While perfect electrical conductors do not exist in nature, the concept is a useful model when electrical resistance is negligible compared to other effects. For example, in electrical circuits, the connecting wires are supposed to possess no resistance.
Properties of Perfect conductors
- Perfect conductors have exactly zero electrical resistance- a steady current within a perfect conductor will flow without losing energy to resistance. Resistance is what causes heating in conductors, thus a perfect conductor will generate no heat. Since energy is not being lost to heat, the current will not dissipate; it will flow indefinitely within the perfect conductor until there exists no potential difference.
- Perfect conductors require a constant magnetic flux- the magnetic flux within the perfect conductor must be constant with time. Any external field applied to a perfect conductor will have no effect on its internal field configuration.
Difference between a perfect conductor and a superconductor
- i) Superconductors, in addition to having no electrical resistance, exhibit quantum effects such as the Meissner’s Effect and Quantization of magnetic flux.
- ii) Perfect conductors, by definition, have zero electrical resistance at all temperatures while superconductors have zero resistance only below a particular temperature called the critical temperature(which is material dependent).
- iii) In perfect conductors, the interior magnetic field must remain fixed but can have zero or non-zero values.

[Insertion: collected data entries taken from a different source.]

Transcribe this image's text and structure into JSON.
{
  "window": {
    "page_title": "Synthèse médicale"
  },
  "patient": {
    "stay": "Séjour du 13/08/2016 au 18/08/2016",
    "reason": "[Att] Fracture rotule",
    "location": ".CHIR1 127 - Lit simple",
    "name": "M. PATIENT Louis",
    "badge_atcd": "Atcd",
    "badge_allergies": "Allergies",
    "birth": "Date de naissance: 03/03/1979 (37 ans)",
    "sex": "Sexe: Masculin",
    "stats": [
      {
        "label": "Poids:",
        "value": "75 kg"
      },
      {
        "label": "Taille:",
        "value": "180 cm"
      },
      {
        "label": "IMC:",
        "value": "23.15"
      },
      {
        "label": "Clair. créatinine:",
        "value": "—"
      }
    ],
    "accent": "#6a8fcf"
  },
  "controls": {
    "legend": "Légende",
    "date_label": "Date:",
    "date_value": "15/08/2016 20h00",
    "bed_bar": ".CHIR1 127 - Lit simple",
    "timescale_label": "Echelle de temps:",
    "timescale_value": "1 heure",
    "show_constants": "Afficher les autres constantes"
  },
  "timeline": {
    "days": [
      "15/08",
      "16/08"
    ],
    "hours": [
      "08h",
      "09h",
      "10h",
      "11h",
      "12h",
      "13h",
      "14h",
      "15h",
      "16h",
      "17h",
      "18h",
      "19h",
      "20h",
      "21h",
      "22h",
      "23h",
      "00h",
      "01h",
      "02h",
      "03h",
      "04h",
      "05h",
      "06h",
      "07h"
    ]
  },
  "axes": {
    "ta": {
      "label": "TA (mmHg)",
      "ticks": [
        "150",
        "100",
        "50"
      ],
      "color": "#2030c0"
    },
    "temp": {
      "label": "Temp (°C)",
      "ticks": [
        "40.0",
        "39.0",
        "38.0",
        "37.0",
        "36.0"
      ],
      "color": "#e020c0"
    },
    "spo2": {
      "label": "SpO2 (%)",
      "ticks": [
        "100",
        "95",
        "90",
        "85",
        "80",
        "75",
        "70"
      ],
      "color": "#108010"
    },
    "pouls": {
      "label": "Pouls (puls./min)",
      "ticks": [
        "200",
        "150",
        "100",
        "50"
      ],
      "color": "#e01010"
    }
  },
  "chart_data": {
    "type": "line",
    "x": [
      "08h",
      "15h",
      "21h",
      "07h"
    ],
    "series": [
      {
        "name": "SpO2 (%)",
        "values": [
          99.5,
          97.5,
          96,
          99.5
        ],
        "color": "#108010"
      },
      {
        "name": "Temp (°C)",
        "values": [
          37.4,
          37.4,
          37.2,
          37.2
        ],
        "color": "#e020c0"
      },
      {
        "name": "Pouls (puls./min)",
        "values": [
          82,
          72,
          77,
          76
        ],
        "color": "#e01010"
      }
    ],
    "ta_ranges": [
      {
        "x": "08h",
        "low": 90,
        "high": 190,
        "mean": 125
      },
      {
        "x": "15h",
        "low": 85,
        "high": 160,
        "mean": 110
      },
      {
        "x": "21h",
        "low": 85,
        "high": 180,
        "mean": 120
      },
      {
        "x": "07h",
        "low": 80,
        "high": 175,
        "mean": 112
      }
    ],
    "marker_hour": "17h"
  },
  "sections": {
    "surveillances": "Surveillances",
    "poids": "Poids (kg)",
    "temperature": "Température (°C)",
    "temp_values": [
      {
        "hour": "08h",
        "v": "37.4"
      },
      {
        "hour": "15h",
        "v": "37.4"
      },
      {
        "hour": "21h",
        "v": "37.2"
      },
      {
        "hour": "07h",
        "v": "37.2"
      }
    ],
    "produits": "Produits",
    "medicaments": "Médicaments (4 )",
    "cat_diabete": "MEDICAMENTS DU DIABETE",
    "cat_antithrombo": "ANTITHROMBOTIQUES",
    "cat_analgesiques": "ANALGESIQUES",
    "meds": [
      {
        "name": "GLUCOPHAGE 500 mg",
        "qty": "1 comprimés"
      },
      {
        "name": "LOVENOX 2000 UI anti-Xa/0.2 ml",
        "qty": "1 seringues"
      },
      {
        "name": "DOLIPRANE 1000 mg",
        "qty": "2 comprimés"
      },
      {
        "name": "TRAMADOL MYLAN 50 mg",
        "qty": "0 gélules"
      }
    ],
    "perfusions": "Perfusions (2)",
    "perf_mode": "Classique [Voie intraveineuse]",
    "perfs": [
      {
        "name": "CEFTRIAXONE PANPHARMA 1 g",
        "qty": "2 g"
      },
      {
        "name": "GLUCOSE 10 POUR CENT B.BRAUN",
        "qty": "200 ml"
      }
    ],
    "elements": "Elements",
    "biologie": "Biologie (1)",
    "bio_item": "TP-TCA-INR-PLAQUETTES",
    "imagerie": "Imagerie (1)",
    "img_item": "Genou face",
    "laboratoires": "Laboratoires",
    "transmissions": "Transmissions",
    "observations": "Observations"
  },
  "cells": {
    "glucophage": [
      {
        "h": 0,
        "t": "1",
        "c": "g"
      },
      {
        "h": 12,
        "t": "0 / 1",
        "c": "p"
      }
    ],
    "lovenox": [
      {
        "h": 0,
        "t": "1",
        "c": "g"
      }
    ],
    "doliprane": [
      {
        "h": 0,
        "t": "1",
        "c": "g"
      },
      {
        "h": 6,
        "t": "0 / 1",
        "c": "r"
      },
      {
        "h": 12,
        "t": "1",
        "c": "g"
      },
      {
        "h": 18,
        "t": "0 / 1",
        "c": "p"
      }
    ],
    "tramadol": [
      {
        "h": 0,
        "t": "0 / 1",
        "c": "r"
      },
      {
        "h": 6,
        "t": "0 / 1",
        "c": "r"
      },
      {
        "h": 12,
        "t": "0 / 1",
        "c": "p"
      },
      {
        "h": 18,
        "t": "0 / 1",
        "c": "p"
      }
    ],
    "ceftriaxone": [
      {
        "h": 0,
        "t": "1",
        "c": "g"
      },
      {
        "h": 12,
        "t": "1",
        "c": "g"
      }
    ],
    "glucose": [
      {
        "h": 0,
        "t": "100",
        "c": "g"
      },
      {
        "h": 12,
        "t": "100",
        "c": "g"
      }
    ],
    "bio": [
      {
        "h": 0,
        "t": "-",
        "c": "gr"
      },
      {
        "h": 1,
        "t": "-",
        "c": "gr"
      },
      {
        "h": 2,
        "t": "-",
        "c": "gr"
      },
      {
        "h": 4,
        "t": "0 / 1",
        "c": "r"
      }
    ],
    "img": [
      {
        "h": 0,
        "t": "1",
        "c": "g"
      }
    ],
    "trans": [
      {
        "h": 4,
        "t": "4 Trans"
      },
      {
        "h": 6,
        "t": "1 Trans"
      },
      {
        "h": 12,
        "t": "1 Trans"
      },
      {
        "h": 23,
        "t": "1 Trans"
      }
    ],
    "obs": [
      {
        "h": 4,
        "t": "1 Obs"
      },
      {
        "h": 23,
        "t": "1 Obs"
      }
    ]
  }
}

- iv) In real superconductors, all magnetic flux is expelled during the phase transition to superconductivity (The Meissner Effect), and the magnetic field is always zero within the bulk of the superconductor.
Joule's law of heating
when a current ‘i ' passes through a conductor of resistance ‘r’ for time ‘t’ then the heat developed in the conductor is equal to the product of the square of the current, the resistance, and time.